Sowing the Seeds Of Hatred

While we should not dismiss the disruptive effects violent video-games have on many vulnerable minds, they play a greater role in re-enforcing existing prejudices and triggering ingrained aggressive responses. They effects may in some respects be likened to addictive and hallucinogenic drugs. The big question is whether violent video-games merely reflect society's warped values or amplify the agressive side of human nature i.e. are they incidental or causal? Their effects are greatest on teenagers and young adults raised on violent media from an early age. It is the combination of passive TV violence, rampant consumerism, neighbourhood and school violence and interactive electronic violence in the absence of dependable role models that is most lethal. By contrast the effects are probably limited on adults deprived of violent electronic media in their formative years.

The gaming lobby maintains that sex and violence have always aroused intense interest. Only the medium has changed. Literary portrayals of gratuitous violence can be both gruesome and educational. Even documentaries and movies may highlight the horrors of war, persecution, slavery or gangland fighting, but may also glorify the aggression of one side or demonise the other side to justify a given political agenda. The same can equally apply to the print media, but the reader's experience is never the same as a passive viewer's or an interactive gamer's. In truth only in recent decades have most people had so much leisure time to devote to such trivial pursuits and 3 to 4 generations ago few had time to read or the means to listen to the radio. For most of human history we learned about violence the hard way in real-life situations. Knowing how and when to fight was a matter of life or death. Today street violence is greatest in unequal societies, where the poor enviously watch the opulence of the consumerist classes. What will happen when the Quake II and Doom generation join the jobless masses in a future recession? Will they seek to rebuild their local communities, stay at home addicted to their aging game consoles or reenact their fantasies on the streets?

Is Censorship the Answer?

Censorship has always benefited the ruling classes. Time and again the surest way to guarantee the cult status of many books, films or video games has been to ban them, assuming a little prior publicity. Corporate lobbies like to talk of regulation, in the full knowledge that big business can always buy its way through hundreds of loopholes. Having popularised violent video-games through multimillion dollar advertising campaigns with Tomb Raider featured on the back of cereal packets, the gaming industry, almost inextricably linked to the movie and TV business, would seek new devious means to distribute its wares if tighter controls were introduced, while the state would be delighted to apply new restrictions to clamp down on dissent e.g. video footage of real violence perpetrated by a superpower or friendly militias could be banned.

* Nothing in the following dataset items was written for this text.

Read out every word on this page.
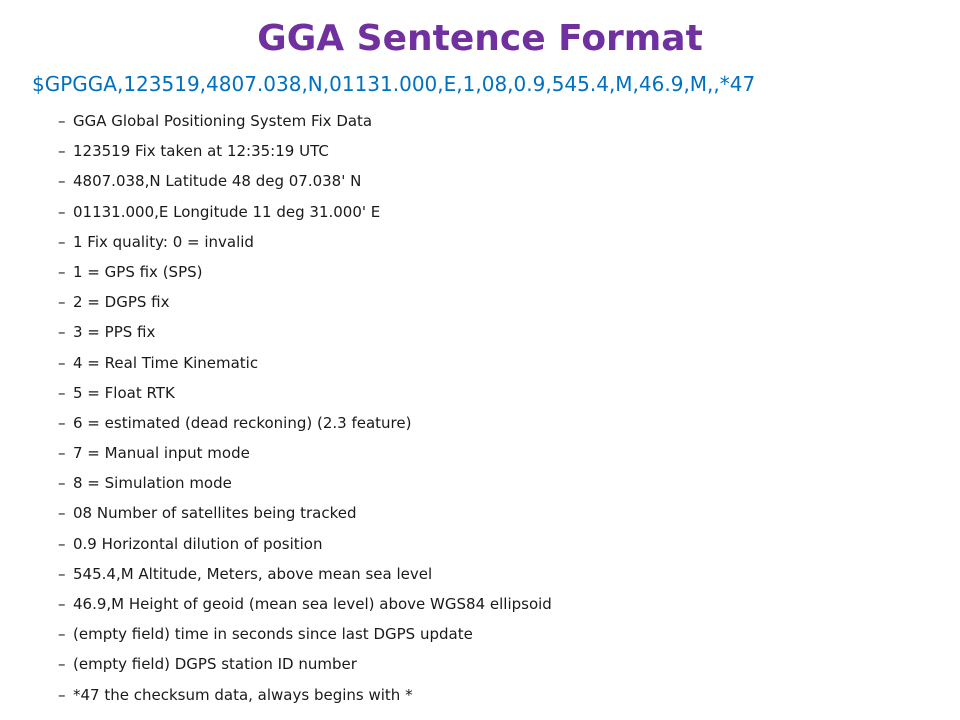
GGA Sentence Format

$GPGGA,123519,4807.038,N,01131.000,E,1,08,0.9,545.4,M,46.9,M,,*47

– GGA Global Positioning System Fix Data
– 123519 Fix taken at 12:35:19 UTC
– 4807.038,N Latitude 48 deg 07.038' N
– 01131.000,E Longitude 11 deg 31.000' E
– 1 Fix quality: 0 = invalid
– 1 = GPS fix (SPS)
– 2 = DGPS fix
– 3 = PPS fix
– 4 = Real Time Kinematic
– 5 = Float RTK
– 6 = estimated (dead reckoning) (2.3 feature)
– 7 = Manual input mode
– 8 = Simulation mode
– 08 Number of satellites being tracked
– 0.9 Horizontal dilution of position
– 545.4,M Altitude, Meters, above mean sea level
– 46.9,M Height of geoid (mean sea level) above WGS84 ellipsoid
– (empty field) time in seconds since last DGPS update
– (empty field) DGPS station ID number
– *47 the checksum data, always begins with *
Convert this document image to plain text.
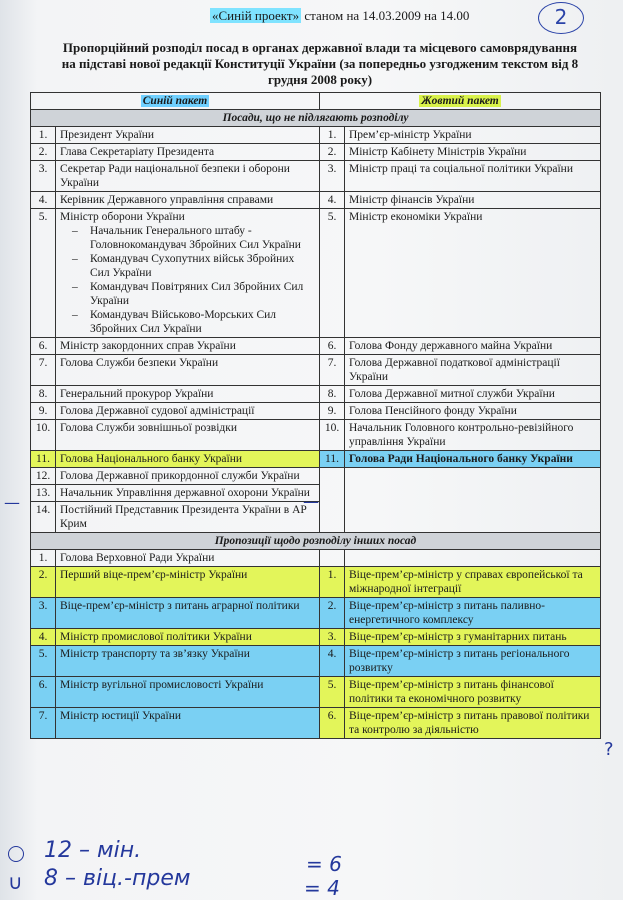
«Синій проект» станом на 14.03.2009 на 14.00	2
Пропорційний розподіл посад в органах державної влади та місцевого самоврядування на підставі нової редакції Конституції України (за попередньо узгодженим текстом від 8 грудня 2008 року)
Синій пакет		Жовтий пакет	
Посади, що не підлягають розподілу			
1.	Президент України	1.	Прем’єр-міністр України
2.	Глава Секретаріату Президента	2.	Міністр Кабінету Міністрів України
3.	Секретар Ради національної безпеки і оборони України	3.	Міністр праці та соціальної політики України
4.	Керівник Державного управління справами	4.	Міністр фінансів України
5.	Міністр оборони України
– Начальник Генерального штабу - Головнокомандувач Збройних Сил України
– Командувач Сухопутних військ Збройних Сил України
– Командувач Повітряних Сил Збройних Сил України
– Командувач Військово-Морських Сил Збройних Сил України	5.	Міністр економіки України
6.	Міністр закордонних справ України	6.	Голова Фонду державного майна України
7.	Голова Служби безпеки України	7.	Голова Державної податкової адміністрації України
8.	Генеральний прокурор України	8.	Голова Державної митної служби України
9.	Голова Державної судової адміністрації	9.	Голова Пенсійного фонду України
10.	Голова Служби зовнішньої розвідки	10.	Начальник Головного контрольно-ревізійного управління України
11.	Голова Національного банку України	11.	Голова Ради Національного банку України
12.	Голова Державної прикордонної служби України		
13.	Начальник Управління державної охорони України		
14.	Постійний Представник Президента України в АР Крим		
Пропозиції щодо розподілу інших посад			
1.	Голова Верховної Ради України		
2.	Перший віце-прем’єр-міністр України	1.	Віце-прем’єр-міністр у справах європейської та міжнародної інтеграції
3.	Віце-прем’єр-міністр з питань аграрної політики	2.	Віце-прем’єр-міністр з питань паливно-енергетичного комплексу
4.	Міністр промислової політики України	3.	Віце-прем’єр-міністр з гуманітарних питань
5.	Міністр транспорту та зв’язку України	4.	Віце-прем’єр-міністр з питань регіонального розвитку
6.	Міністр вугільної промисловості України	5.	Віце-прем’єр-міністр з питань фінансової політики та економічного розвитку
7.	Міністр юстиції України	6.	Віце-прем’єр-міністр з питань правової політики та контролю за діяльністю
—	—
?
12 – мін.
∪ 8 – віц.-прем
= 6
= 4
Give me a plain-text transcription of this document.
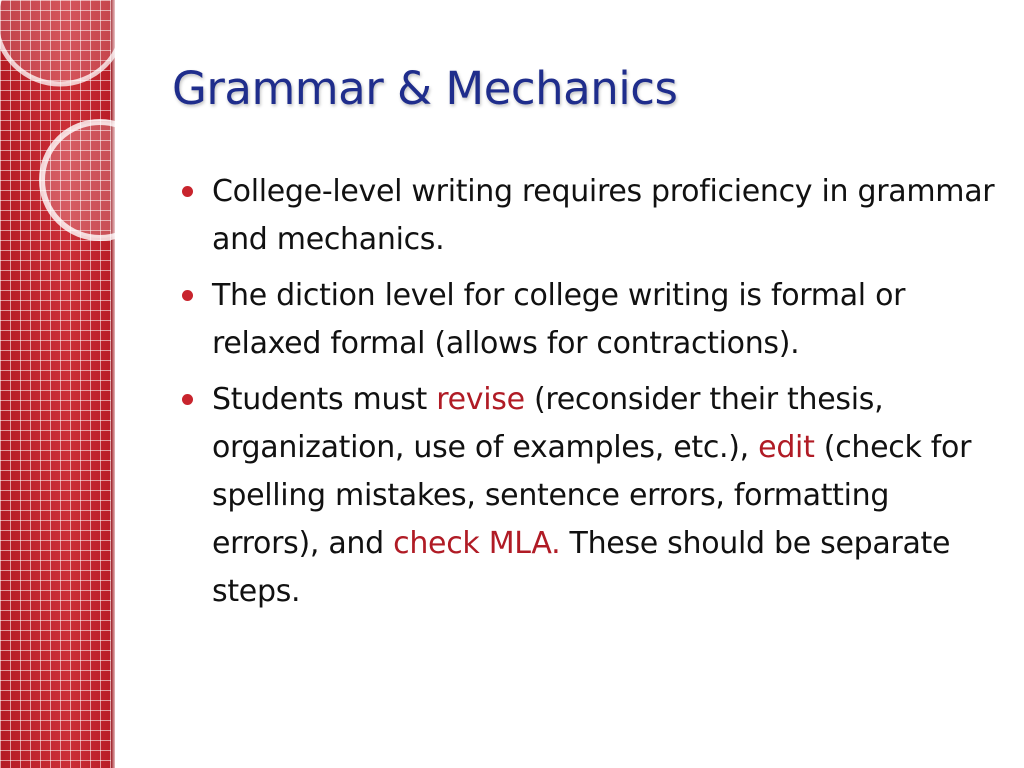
Grammar & Mechanics
College-level writing requires proficiency in grammar and mechanics.
The diction level for college writing is formal or relaxed formal (allows for contractions).
Students must revise (reconsider their thesis, organization, use of examples, etc.), edit (check for spelling mistakes, sentence errors, formatting errors), and check MLA. These should be separate steps.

Not only is censorship both impractical and counterproductive, it is also only conceivable because our consumerist society plays on people's basest instincts, but as usual we need to attack the root causes. In the short term we may need to campaign to stop schools or libraries distributing such poisonous games, but the emphasis should be on raising awareness of the harmful effects that exposure to violent propaganda has on young kids. However, in the long run we should strive to replace the greed and mindless self-indulgence of today's consumerist society with peaceful, playful and constructive activities in a socially coherent and sharing community. Sport offers a much better outlet for our pent-up frustrations. Parents of shy kids may be better advised to enrol them in karate lessons, teaching practical self-defence and co-ordination skills, than let them undergo premature military brainwashing.